Le rapport révèle également que les conversations (chatbots) avec intelligence artificielle (IA), comme ChatGPT ou Bard, sont déjà très répandues en Suisse.
Huit internautes sur 10 (79%) en ont déjà entendu parler et la moitié d’entre eux (37%) les ont déjà essayés (18%) ou utilisés plusieurs fois (19%). Les personnes plus jeunes et plus instruites connaissent et utilisent ces services particulièrement fréquemment, souligne le rapport.
« Le haut niveau de notoriété et d’utilisation de ChatGPT et des applications similaires d’intelligence artificielle est surprenant, d’autant plus qu’elles ne sont disponibles que depuis fin 2022 », souligne-t-il. Michael Latzer,
Perception sociale
En général, les jeunes et les hommes sont plus optimistes quant à ces technologies. La croyance transhumaniste en une évolution techniquement contrôlable des capacités humaines est également plus prononcée chez les jeunes.
Ils sont plus nombreux à croire que les nouvelles technologies numériques peuvent résoudre la quasi-totalité des problèmes de société (jeunes de 14 à 19 ans : 21%, plus de 70 ans : 4%).
Globalement, en 2023, moins de personnes se sentent appartenir à la société de l’information (47 %) par rapport aux années précédentes. « L’émergence de l’intelligence artificielle ou des technologies cyborgs semble s’accompagner d’un certain degré d’incertitude », estime Michael Latzer.
surveillance en ligne
L’étude, réalisée par Michael Latzer et son équipe pour la septième fois depuis 2011, montre que 4 internautes suisses sur 5 inhibent leur comportement de communication en ligne en raison du sentiment d’être surveillés: cela vaut pour la divulgation d’informations personnelles ( 83 %), la recherche d’informations (81 %) et l’expression de sentiments ou d’opinions (79 %).
Par rapport à 2019 et 2021, ce ratio est supérieur d’environ 20 points de pourcentage. Les moins de 20 ans sont les plus susceptibles de ressentir ces effets dissuasifs.
La peur des violations de la vie privée par les gouvernements augmente également (37 % en 2023 contre 27 % en 2021). En outre, seule une proportion faible et en baisse pense pouvoir contrôler sa vie privée en ligne (28 % en 2023 contre 41 % en 2021).

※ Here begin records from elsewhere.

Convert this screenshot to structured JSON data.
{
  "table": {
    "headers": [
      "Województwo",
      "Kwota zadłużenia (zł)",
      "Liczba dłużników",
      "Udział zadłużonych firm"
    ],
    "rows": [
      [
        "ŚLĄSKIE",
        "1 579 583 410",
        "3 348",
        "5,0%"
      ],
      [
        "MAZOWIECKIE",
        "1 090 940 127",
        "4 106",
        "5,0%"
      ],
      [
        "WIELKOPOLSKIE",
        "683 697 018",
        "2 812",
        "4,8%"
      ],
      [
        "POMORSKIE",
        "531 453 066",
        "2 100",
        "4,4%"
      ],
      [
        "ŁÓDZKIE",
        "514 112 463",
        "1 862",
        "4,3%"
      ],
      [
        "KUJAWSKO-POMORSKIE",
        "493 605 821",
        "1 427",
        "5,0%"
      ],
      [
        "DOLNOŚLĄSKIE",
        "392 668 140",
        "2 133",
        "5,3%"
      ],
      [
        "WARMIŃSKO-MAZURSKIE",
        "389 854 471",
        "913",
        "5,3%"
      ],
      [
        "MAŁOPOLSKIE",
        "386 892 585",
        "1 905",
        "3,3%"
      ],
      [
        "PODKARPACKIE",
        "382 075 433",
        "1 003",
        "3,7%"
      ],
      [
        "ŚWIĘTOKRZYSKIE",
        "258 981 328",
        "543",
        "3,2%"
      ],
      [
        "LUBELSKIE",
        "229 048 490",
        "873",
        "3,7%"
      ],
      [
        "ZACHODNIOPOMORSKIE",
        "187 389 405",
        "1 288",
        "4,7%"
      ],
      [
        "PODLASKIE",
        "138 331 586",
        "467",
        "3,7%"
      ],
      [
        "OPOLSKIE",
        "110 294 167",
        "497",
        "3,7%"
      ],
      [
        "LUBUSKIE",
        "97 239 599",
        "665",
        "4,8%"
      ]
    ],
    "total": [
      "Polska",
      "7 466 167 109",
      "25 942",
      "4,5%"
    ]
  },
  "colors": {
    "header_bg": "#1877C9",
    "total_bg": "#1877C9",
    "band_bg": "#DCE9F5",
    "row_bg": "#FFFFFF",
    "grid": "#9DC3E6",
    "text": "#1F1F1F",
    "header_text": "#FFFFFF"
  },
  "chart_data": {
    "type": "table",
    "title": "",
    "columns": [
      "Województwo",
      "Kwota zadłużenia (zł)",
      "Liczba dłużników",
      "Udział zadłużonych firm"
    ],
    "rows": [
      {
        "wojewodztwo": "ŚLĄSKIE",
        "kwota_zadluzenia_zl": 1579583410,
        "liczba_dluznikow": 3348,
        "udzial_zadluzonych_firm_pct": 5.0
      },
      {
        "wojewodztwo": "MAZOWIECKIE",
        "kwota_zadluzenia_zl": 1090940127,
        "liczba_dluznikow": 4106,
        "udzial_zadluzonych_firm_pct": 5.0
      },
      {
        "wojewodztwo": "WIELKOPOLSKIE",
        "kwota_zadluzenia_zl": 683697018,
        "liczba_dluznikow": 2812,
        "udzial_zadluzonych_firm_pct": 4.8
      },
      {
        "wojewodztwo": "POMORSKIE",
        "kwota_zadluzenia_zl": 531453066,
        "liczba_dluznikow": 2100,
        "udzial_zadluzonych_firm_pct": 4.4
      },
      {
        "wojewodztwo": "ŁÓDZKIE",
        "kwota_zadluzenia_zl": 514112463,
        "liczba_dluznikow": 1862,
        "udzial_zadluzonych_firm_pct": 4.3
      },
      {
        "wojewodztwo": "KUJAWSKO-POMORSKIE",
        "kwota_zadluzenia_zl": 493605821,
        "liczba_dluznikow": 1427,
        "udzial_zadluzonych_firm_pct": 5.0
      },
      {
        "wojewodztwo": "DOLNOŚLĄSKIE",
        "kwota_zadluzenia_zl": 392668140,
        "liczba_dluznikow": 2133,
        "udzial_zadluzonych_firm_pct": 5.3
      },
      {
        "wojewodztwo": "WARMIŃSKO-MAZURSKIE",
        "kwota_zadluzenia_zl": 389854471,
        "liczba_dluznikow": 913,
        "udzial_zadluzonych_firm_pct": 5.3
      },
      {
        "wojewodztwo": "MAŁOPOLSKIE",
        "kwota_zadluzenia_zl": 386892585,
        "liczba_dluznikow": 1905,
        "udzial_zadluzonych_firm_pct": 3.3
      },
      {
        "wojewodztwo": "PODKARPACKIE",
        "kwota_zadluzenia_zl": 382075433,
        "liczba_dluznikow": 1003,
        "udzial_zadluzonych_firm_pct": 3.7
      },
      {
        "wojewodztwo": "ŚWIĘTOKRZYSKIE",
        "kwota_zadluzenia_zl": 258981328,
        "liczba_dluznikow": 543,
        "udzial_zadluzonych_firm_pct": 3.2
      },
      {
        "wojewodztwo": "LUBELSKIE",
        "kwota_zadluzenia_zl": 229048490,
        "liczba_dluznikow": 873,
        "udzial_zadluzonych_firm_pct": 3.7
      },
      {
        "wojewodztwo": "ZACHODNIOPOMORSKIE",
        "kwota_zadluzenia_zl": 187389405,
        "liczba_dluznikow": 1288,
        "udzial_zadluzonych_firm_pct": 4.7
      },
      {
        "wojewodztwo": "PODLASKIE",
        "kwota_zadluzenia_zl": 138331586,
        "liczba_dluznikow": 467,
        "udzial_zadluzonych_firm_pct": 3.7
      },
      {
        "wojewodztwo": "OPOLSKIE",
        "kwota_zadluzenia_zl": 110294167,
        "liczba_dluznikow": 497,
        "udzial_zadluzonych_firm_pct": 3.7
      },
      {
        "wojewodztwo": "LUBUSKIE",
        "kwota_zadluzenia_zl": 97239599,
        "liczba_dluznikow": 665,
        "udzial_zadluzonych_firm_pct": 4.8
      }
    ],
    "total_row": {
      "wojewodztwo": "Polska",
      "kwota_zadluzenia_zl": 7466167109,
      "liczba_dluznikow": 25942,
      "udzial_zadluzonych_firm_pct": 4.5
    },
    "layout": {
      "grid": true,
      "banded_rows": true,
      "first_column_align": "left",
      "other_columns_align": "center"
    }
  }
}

Toutefois, la majorité des Suisses (61%) considèrent Internet comme une bonne chose pour la société.
Référence
Dossier spécial 2023 : Religion numérique au quotidien et cyborgisation en Suisse. Michael Latzer et coll. IKMZ –Institut für Kommunikationswissenschaft und Medienforschung. Spezialbericht aus dem World Internet Project –Suisse 2023. (Le rapport est disponible en anglais, français, allemand et italien.)